Each moment with Spotty is so precious as now I realize she will go to doggy heaven. I have it organised that at the time I phone the vet who will come and take her away to be cremated. The ashes will be returned to me and I will find a special, place for to put them.
I am anticipating it will be not be for awhile yet. having nursed her through her latest bout I treasure our times .Today she has walked at a good speed.
Since getting better her smells have returned and whilst having a piece of cake at tea-time sits and looks at me with pleading eyes to say ‘Mum, please give me some?’
She now potters around the house and sits close to me.
This week I’ve been making a special pen-drive of all her photos. Over the 15 years I did not realize how many photos I have of her. I have 3 pen-drives with all my photos on and I did need to get them sorted so this is a start.

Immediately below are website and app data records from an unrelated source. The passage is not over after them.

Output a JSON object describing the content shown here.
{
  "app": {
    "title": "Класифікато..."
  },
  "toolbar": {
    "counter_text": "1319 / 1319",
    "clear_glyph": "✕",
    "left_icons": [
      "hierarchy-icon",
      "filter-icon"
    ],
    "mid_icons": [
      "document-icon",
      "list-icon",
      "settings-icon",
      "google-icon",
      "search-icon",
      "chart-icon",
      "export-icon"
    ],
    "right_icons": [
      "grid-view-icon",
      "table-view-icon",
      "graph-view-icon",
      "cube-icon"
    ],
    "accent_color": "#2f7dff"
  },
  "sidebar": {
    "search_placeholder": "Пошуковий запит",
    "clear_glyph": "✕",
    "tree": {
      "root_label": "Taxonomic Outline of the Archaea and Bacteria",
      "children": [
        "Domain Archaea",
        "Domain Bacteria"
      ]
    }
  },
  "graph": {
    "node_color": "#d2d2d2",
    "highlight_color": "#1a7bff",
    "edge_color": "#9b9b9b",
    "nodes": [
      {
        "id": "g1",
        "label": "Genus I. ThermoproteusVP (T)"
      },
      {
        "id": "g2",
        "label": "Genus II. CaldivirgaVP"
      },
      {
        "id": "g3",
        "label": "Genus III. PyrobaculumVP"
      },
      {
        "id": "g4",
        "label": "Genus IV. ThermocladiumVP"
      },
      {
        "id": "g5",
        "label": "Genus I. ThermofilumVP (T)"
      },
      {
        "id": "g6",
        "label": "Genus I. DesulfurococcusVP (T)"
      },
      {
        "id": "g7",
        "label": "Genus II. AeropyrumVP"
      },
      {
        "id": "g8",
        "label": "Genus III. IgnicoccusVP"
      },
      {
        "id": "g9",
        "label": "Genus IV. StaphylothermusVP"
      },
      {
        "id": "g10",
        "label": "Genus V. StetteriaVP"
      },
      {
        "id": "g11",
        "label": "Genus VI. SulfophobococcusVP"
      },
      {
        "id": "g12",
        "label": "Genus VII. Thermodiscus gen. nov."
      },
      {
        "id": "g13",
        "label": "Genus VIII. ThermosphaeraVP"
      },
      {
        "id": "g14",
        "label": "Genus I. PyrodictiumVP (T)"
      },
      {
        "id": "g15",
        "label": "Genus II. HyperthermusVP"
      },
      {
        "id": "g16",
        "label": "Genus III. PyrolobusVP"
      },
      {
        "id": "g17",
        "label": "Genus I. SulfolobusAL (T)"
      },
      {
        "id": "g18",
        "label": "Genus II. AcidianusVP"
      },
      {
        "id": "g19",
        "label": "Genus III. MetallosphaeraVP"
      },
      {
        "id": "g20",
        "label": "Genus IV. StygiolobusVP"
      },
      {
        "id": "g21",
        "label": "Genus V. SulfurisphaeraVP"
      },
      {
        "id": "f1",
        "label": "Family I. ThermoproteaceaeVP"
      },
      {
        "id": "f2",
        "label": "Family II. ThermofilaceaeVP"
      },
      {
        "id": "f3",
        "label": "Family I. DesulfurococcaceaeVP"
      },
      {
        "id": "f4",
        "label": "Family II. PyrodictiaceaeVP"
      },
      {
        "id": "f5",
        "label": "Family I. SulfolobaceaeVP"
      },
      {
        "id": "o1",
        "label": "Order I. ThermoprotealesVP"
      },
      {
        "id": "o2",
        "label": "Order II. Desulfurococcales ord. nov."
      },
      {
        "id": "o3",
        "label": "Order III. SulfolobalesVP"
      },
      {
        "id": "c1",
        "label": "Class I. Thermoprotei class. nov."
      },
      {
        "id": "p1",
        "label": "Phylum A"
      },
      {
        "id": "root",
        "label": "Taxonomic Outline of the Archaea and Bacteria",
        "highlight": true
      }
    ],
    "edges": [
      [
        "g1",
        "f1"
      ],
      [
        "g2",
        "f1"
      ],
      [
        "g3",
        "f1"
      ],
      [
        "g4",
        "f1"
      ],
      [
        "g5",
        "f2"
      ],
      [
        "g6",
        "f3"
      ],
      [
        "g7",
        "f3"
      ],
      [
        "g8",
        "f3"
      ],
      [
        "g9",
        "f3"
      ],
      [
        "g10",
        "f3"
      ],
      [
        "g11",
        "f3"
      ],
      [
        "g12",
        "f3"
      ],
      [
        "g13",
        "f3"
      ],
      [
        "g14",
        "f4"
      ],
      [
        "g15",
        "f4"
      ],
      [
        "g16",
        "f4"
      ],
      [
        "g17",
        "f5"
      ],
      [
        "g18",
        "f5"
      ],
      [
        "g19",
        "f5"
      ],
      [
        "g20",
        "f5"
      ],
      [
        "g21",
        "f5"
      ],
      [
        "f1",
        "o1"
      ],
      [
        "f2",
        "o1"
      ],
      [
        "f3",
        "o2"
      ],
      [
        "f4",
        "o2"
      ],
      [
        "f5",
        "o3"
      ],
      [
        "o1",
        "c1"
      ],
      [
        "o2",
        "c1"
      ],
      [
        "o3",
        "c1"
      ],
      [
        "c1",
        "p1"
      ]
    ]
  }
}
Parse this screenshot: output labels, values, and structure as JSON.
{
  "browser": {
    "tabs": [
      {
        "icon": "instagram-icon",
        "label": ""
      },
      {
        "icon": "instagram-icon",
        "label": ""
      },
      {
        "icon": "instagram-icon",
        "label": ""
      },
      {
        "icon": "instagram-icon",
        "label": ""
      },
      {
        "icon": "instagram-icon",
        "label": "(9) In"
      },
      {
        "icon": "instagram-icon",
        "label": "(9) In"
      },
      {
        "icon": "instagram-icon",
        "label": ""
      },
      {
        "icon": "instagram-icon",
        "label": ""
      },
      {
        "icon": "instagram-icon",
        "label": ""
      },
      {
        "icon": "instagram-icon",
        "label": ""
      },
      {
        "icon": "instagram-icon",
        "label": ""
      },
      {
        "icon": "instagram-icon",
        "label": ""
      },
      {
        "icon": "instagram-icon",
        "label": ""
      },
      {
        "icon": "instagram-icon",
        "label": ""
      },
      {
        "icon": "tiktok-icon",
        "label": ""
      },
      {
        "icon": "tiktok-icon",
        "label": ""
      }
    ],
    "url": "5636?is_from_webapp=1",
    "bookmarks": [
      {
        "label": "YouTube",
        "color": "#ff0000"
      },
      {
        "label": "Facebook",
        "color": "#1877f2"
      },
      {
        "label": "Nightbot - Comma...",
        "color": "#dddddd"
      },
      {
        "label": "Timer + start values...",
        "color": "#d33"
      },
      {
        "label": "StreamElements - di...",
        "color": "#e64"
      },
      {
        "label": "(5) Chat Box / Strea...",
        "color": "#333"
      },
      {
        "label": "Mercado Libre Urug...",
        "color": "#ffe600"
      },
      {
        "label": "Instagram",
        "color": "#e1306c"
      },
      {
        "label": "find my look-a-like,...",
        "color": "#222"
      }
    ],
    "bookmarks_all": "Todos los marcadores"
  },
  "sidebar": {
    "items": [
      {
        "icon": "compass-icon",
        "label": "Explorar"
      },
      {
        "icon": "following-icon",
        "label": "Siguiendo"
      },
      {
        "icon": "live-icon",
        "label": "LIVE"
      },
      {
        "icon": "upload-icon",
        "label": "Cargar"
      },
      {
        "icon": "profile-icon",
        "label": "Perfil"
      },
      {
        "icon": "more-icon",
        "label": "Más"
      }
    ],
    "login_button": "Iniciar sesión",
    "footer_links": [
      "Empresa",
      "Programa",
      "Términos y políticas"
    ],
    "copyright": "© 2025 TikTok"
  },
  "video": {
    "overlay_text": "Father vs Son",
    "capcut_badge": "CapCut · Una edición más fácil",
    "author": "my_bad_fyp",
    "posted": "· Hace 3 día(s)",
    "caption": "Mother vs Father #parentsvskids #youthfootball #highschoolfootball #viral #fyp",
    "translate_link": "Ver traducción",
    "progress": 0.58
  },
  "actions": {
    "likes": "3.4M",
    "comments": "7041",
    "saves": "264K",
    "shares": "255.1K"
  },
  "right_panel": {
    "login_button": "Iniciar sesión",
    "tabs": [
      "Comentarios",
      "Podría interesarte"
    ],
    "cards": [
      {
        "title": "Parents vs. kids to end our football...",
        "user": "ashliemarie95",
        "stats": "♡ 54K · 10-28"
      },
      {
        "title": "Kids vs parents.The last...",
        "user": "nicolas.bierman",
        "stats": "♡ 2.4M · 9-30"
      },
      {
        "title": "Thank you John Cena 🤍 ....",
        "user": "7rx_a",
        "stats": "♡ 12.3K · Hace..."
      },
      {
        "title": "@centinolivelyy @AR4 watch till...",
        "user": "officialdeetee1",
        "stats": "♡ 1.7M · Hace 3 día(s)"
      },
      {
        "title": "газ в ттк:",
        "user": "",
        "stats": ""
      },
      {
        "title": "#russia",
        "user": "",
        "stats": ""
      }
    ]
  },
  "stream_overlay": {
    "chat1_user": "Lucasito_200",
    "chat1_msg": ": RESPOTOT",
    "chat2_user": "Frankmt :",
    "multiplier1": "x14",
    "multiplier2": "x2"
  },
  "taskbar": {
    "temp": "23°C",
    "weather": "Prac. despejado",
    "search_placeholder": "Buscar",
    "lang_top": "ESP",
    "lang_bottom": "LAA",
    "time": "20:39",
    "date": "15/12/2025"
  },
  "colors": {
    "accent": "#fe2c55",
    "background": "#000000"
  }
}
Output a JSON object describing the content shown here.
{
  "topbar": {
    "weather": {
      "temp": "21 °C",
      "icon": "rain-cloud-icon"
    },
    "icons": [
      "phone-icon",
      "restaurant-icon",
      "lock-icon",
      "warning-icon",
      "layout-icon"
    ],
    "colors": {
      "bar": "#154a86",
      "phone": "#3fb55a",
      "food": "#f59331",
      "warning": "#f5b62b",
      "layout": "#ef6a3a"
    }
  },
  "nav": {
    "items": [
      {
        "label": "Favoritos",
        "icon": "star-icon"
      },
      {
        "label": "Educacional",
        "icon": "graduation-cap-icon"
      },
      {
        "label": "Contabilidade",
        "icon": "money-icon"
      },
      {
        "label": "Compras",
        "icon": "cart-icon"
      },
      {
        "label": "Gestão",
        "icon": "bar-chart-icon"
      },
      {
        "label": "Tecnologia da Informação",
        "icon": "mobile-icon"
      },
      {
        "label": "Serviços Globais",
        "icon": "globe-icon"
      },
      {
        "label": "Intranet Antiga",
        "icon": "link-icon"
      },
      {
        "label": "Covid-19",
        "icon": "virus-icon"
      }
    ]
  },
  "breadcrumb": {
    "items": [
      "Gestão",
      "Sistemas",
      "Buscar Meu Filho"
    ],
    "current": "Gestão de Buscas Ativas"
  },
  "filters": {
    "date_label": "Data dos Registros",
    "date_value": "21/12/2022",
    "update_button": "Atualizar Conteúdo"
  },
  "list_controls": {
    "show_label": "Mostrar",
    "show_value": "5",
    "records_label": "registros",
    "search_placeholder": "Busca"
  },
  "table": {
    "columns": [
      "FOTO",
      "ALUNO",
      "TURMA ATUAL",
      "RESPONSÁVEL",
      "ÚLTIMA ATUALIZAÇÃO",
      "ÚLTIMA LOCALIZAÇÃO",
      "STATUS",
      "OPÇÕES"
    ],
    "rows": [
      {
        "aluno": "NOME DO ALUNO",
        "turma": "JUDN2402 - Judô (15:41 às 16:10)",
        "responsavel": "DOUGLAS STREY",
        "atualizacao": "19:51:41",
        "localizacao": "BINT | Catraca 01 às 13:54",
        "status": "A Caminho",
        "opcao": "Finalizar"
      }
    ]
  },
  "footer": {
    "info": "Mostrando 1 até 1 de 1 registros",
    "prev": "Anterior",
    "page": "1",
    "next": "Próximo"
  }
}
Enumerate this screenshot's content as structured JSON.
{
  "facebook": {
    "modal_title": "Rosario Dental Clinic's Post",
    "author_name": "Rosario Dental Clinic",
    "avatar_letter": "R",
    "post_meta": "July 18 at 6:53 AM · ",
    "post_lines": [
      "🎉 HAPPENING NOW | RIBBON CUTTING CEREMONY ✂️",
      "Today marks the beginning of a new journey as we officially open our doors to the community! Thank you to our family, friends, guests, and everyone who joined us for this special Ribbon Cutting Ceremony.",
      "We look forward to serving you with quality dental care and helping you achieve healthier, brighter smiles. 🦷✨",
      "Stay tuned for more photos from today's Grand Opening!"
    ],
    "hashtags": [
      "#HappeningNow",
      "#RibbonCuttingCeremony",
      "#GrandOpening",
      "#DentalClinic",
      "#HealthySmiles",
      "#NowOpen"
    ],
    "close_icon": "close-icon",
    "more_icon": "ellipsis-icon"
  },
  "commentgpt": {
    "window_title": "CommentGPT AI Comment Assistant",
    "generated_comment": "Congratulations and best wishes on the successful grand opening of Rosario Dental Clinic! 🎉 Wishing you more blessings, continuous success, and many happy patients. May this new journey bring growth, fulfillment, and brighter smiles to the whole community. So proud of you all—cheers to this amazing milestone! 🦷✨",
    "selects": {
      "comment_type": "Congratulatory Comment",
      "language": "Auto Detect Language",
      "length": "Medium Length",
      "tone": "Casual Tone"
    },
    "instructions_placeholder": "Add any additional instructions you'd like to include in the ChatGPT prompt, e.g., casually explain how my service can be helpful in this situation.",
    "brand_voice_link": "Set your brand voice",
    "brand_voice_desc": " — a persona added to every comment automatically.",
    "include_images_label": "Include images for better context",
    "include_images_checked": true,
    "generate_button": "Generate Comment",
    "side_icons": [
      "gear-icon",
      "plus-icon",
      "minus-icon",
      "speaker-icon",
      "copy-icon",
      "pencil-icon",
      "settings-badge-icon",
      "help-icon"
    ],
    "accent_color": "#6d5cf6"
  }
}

I’m still waiting for the pre-assessment and the op. and have now been told it won’t be until the end of April. My daughter and G.P are on the case for prompt treatment and keep them up to those dates.
Next week I’m having a well needed break up to my daughters, for a few days. I am feel Spotty is not up to travelling now so my son will come and look after her. It will be my first time away from her on visiting. Yet I know this is something I will need to get used to.
Sunday is Mothering Sunday and I am looking forward to the meal out with my son.